Final answer:
The distance from the ground to the top of James's ladder can be found using the Pythagorean theorem. The ladder forms a right-angled triangle with the ground and the building, with the ladder as the hypotenuse (10 meters) and the base (5 meters from the building). The correct answer is approximately 8 meters, which is option b).
Step-by-step explanation:
James has positioned a ladder in such a way that it forms a right-angled triangle with the building and the ground. To find the distance from the ground to the top of the ladder, we will use the Pythagorean theorem which states that in a right-angled triangle, the square of the length of the hypotenuse (the side opposite the right angle) is equal to the sum of the squares of the lengths of the other two sides. In this problem, the ladder itself is the hypotenuse of length 10 meters, and the base is 5 meters away from the building.
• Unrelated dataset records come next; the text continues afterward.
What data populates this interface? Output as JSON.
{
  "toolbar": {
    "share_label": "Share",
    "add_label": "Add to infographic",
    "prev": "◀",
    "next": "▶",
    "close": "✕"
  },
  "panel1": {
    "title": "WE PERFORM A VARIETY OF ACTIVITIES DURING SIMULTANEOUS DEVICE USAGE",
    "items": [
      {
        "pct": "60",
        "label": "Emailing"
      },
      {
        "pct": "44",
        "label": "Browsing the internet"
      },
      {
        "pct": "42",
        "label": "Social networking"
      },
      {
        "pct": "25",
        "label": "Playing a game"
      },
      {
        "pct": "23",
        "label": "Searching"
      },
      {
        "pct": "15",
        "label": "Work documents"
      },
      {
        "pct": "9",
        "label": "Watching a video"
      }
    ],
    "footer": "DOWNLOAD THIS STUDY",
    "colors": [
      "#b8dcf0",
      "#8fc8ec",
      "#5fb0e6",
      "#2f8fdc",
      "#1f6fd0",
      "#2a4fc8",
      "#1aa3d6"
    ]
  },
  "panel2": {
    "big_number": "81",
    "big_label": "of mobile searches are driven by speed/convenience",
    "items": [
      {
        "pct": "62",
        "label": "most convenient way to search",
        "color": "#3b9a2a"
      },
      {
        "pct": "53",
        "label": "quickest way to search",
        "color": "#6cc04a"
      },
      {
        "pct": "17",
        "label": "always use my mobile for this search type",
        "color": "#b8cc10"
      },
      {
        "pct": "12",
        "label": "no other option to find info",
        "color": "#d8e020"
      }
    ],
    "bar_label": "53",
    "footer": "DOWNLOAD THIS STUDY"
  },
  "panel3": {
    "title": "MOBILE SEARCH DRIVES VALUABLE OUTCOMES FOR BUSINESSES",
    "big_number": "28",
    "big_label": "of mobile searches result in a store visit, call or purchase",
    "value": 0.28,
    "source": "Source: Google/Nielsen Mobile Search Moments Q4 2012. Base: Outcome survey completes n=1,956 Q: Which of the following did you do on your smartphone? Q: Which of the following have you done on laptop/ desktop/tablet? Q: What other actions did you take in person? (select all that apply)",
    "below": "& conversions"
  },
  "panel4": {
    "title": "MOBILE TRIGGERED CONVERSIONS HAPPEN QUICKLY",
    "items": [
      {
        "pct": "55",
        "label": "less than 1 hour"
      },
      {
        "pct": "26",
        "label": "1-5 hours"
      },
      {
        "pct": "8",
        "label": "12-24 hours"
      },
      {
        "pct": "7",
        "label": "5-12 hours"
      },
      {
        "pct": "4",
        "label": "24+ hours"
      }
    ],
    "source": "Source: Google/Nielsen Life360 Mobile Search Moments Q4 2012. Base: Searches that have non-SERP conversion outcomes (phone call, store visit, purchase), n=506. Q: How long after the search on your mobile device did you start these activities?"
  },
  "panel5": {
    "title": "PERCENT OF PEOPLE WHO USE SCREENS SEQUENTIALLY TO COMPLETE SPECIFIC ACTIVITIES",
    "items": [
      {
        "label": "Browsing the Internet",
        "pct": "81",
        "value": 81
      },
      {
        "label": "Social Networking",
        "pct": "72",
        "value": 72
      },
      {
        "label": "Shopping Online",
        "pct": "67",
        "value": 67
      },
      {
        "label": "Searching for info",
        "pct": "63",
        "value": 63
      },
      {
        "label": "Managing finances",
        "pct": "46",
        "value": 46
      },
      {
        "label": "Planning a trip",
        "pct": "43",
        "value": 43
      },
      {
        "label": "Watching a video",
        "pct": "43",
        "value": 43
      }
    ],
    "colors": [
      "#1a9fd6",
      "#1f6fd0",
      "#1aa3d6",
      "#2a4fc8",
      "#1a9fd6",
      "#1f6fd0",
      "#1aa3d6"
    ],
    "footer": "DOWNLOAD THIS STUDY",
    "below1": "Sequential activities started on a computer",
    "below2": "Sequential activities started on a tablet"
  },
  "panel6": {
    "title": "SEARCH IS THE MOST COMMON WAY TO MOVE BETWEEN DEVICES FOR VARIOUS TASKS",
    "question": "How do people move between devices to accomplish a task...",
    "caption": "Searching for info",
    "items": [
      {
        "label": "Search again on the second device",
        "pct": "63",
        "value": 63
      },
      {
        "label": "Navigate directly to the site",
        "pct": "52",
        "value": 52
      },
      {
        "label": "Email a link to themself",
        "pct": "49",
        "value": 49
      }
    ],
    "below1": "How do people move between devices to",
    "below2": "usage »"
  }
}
Let's represent the distance from the ground to the top of the ladder as d. This distance is the other side of the right-angled triangle we're trying to find. According to the Pythagorean theorem:
d² + 5² = 10²
d² + 25 = 100
d² = 100 - 25
d² = 75
d = √75
d = 8.66 meters (approximately)
Therefore, the correct answer is b) 8 meters, which is the distance from the ground to the top of the ladder when rounded to the nearest whole number.